Artificial general intelligence is always 30 years away

The first Blade Runner movie was released in 1985 and offered a prediction of the world in 2015, one with flying cars and an AI who is indistinguishable from humans. The second Blade Runner came out in 2017 and once again contained a prediction of the world in 30 years: flying cars and AIs who are indistinguishable from humans.

For Zia Chishti, CEO of Afiniti, a company that uses AI to monitor human behavior, the pattern of people making 30-year predictions about artificial general intelligence (AGI) is nothing new, and pundits like Ray Kurzweil and Elon Musk proclaiming an AI apocalypse by 2045 — roughly 30 years from now — might as well be making science fiction movies. “It’s not going to happen,” Chishti said. “They’re all wrong.”

This photo shows Zia Chishti, CEO of Afiniti, argued that predictions about AGI are always 30 years away at FDDAY in Paris on September 25, 2018. (Image credit: All Turtles)

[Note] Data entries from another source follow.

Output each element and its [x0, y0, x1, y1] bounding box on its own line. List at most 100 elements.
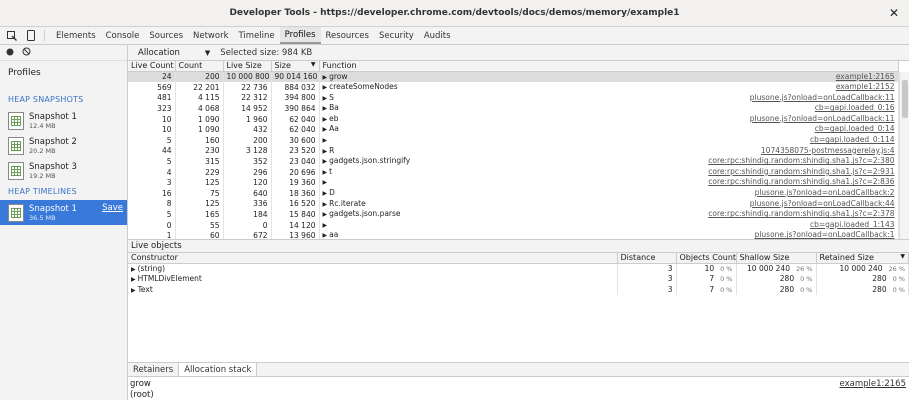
source-link[interactable]: plusone.js?onload=onLoadCallback:1	[755, 230, 895, 239]
expand-triangle-icon[interactable]: ▶	[323, 179, 328, 186]
expand-triangle-icon[interactable]: ▶	[323, 158, 328, 165]
tab-elements[interactable]: Elements	[51, 27, 101, 44]
col-live-size[interactable]: Live Size	[223, 61, 272, 72]
table-row[interactable]: 16 75 640 18 360 ▶ Dplusone.js?onload=onLoadC…	[128, 188, 899, 199]
table-row[interactable]: 4 229 296 20 696 ▶ t core:rpc:shindig.random:s…	[128, 166, 899, 178]
stack-function: grow	[130, 379, 151, 389]
expand-triangle-icon[interactable]: ▶	[323, 137, 328, 144]
view-select[interactable]: Allocation	[138, 48, 180, 58]
expand-triangle-icon[interactable]: ▶	[323, 74, 328, 81]
expand-triangle-icon[interactable]: ▶	[323, 201, 328, 208]
expand-triangle-icon[interactable]: ▶	[323, 84, 328, 91]
expand-triangle-icon[interactable]: ▶	[323, 222, 328, 229]
save-link[interactable]: Save	[102, 203, 123, 213]
scrollbar-thumb[interactable]	[902, 80, 908, 118]
expand-triangle-icon[interactable]: ▶	[323, 232, 328, 239]
col-retained-size[interactable]: Retained Size ▼	[816, 253, 909, 264]
expand-triangle-icon[interactable]: ▶	[323, 211, 328, 218]
expand-triangle-icon[interactable]: ▶	[323, 116, 328, 123]
expand-triangle-icon[interactable]: ▶	[323, 190, 328, 197]
close-icon[interactable]: ✕	[889, 6, 899, 20]
table-row[interactable]: 1 60 672 13 960 ▶ aa plusone.js?onload=onLoadC…	[128, 230, 899, 239]
tab-network[interactable]: Network	[188, 27, 234, 44]
expand-triangle-icon[interactable]: ▶	[323, 95, 328, 102]
shallow-size-value: 280	[779, 274, 795, 284]
source-link[interactable]: cb=gapi.loaded_0:16	[815, 103, 895, 114]
cell-function: ▶ t core:rpc:shindig.random:shindig.sha1.j…	[320, 166, 899, 178]
tab-sources[interactable]: Sources	[144, 27, 188, 44]
snapshot-item[interactable]: Snapshot 3 19.2 MB	[0, 158, 127, 183]
tab-timeline[interactable]: Timeline	[234, 27, 280, 44]
source-link[interactable]: cb=gapi.loaded_1:143	[810, 220, 895, 231]
tab-security[interactable]: Security	[374, 27, 419, 44]
expand-triangle-icon[interactable]: ▶	[323, 105, 328, 112]
expand-triangle-icon[interactable]: ▶	[323, 169, 328, 176]
expand-triangle-icon[interactable]: ▶	[131, 276, 136, 283]
record-icon[interactable]	[6, 48, 14, 58]
source-link[interactable]: plusone.js?onload=onLoadCallback:2	[755, 188, 895, 199]
expand-triangle-icon[interactable]: ▶	[323, 148, 328, 155]
timeline-item-selected[interactable]: Snapshot 1 36.5 MB Save	[0, 200, 127, 225]
chevron-down-icon[interactable]: ▼	[205, 49, 210, 57]
table-row[interactable]: 5 315 352 23 040 ▶ gadgets.json.stringify core…	[128, 156, 899, 167]
table-row[interactable]: 10 1 090 1 960 62 040 ▶ eb plusone.js?onload=o…	[128, 113, 899, 125]
cell-live-size: 1 960	[223, 113, 272, 125]
expand-triangle-icon[interactable]: ▶	[323, 126, 328, 133]
source-link[interactable]: core:rpc:shindig.random:shindig.sha1.js?…	[708, 177, 894, 188]
tab-audits[interactable]: Audits	[419, 27, 456, 44]
table-row[interactable]: 3 125 120 19 360 ▶ core:rpc:shindig.random:sh…	[128, 177, 899, 189]
source-link[interactable]: cb=gapi.loaded_0:14	[815, 124, 895, 135]
source-link[interactable]: example1:2165	[836, 72, 895, 83]
allocation-scrollbar[interactable]	[899, 72, 909, 239]
table-row[interactable]: ▶ (string) 3 10 0 % 10 000 240 26 % 10 000 240 2…	[128, 263, 909, 274]
col-live-count[interactable]: Live Count	[128, 61, 176, 72]
clear-icon[interactable]	[22, 47, 31, 58]
table-row[interactable]: 5 160 200 30 600 ▶ cb=gapi.loaded_0:114	[128, 135, 899, 146]
device-mode-icon[interactable]	[24, 27, 38, 44]
source-link[interactable]: plusone.js?onload=onLoadCallback:44	[750, 199, 895, 210]
table-row[interactable]: 0 55 0 14 120 ▶ cb=gapi.loaded_1:143	[128, 219, 899, 231]
col-function[interactable]: Function	[319, 61, 899, 72]
source-link[interactable]: core:rpc:shindig.random:shindig.sha1.js?…	[708, 156, 894, 167]
cell-function: ▶ Rc.iterate plusone.js?onload=onLoadCallb…	[320, 198, 899, 210]
source-link[interactable]: plusone.js?onload=onLoadCallback:11	[750, 114, 895, 125]
cell-live-size: 432	[223, 124, 272, 136]
allocation-rows: 24 200 10 000 800 90 014 160 ▶ grow example1:2…	[128, 71, 899, 239]
cell-live-count: 24	[128, 71, 176, 83]
col-count[interactable]: Count	[175, 61, 224, 72]
cell-function: ▶ Aa cb=gapi.loaded_0:14	[320, 124, 899, 136]
snapshot-item[interactable]: Snapshot 2 20.2 MB	[0, 133, 127, 158]
table-row[interactable]: ▶ Text 3 7 0 % 280 0 % 280 0 %	[128, 284, 909, 295]
inspect-element-icon[interactable]	[5, 27, 19, 44]
col-objects-count[interactable]: Objects Count	[676, 253, 737, 264]
col-constructor[interactable]: Constructor	[128, 253, 618, 264]
snapshot-item[interactable]: Snapshot 1 12.4 MB	[0, 108, 127, 133]
heap-snapshots-header: HEAP SNAPSHOTS	[8, 95, 84, 104]
source-link[interactable]: 1074358075-postmessagerelay.js:4	[761, 146, 895, 157]
tab-allocation-stack[interactable]: Allocation stack	[179, 363, 258, 376]
col-distance[interactable]: Distance	[617, 253, 677, 264]
source-link[interactable]: plusone.js?onload=onLoadCallback:11	[750, 93, 895, 104]
source-link[interactable]: cb=gapi.loaded_0:114	[810, 135, 895, 146]
col-shallow-size[interactable]: Shallow Size	[736, 253, 817, 264]
expand-triangle-icon[interactable]: ▶	[131, 266, 136, 273]
table-row[interactable]: 5 165 184 15 840 ▶ gadgets.json.parse core:rpc…	[128, 209, 899, 220]
table-row[interactable]: 569 22 201 22 736 884 032 ▶ createSomeNodes ex…	[128, 82, 899, 93]
table-row[interactable]: 8 125 336 16 520 ▶ Rc.iterate plusone.js?onloa…	[128, 198, 899, 210]
table-row[interactable]: 10 1 090 432 62 040 ▶ Aa cb=gapi.loaded_0:14	[128, 124, 899, 136]
expand-triangle-icon[interactable]: ▶	[131, 287, 136, 294]
tab-console[interactable]: Console	[101, 27, 145, 44]
table-row[interactable]: 481 4 115 22 312 394 800 ▶ Splusone.js?onload…	[128, 92, 899, 104]
table-row[interactable]: ▶ HTMLDivElement 3 7 0 % 280 0 % 280 0 %	[128, 273, 909, 285]
source-link[interactable]: core:rpc:shindig.random:shindig.sha1.js?…	[708, 167, 894, 178]
tab-retainers[interactable]: Retainers	[128, 363, 180, 376]
table-row[interactable]: 44 230 3 128 23 520 ▶ R 1074358075-postmessage…	[128, 145, 899, 157]
tab-profiles[interactable]: Profiles	[279, 27, 321, 44]
table-row[interactable]: 323 4 068 14 952 390 864 ▶ Ba cb=gapi.loaded_0…	[128, 103, 899, 114]
source-link[interactable]: example1:2152	[836, 82, 895, 93]
source-link[interactable]: core:rpc:shindig.random:shindig.sha1.js?…	[708, 209, 894, 220]
stack-source-link[interactable]: example1:2165	[840, 379, 909, 390]
table-row[interactable]: 24 200 10 000 800 90 014 160 ▶ grow example1:2…	[128, 71, 899, 83]
col-size[interactable]: Size ▼	[271, 61, 320, 72]
tab-resources[interactable]: Resources	[321, 27, 374, 44]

Zia Chishti, CEO of Afiniti, said people have been predicting AGI 30 years from now for more than 30 years. Chishti was onstage at FDDAY in Paris on September 25, 2018. (Image credit: All Turtles)

Speaking at French Digitale Day in Paris, Chisti debunked the idea that exponential growth in computing power will lead to corresponding increases in the abilities of AI. “If you have 10,000 hamsters, you have 10,000 hamsters. You don’t have one hamster with the processing power of 10,000 hamsters.” There’s a hardware-software dichotomy that few people, except those working in the field, bother to investigate. Instead, Chishti said, “We fool ourselves into thinking that increases in processing power results in machines as sentient as human beings.”

While hardware has reliably kept pace with Moore’s law (see chart below), Chishti argued there have not been any breakthroughs in AI software to justify any reasonable prediction about AGI. “Machine learning and deep learning are just buzzwords. The stuff has been around for 20 years. They’re just pattern-recognition tools.”

Gordon Moore’s original graph: ‘The Number of Components per Integrated Function’ (Image credit: Intel/Our World in Data)

While it’s easy to view predictions about AI as either “good” — full of benefits and solving global problems, or “bad” — dystopias with robot overlords, the reality of what good and bad mean in practice is quite different.

Bad AI is largely limited to corporations not fully understanding how to build products with AI ethically and efficiently, according to Chishti. Meanwhile, examples of good AI are those being implemented in a disciplined fashion for specific use cases with clear, measurable returns. One way to tell the difference? Chishti said, “The problem AI solves should be easily understood by a 12-year-old.”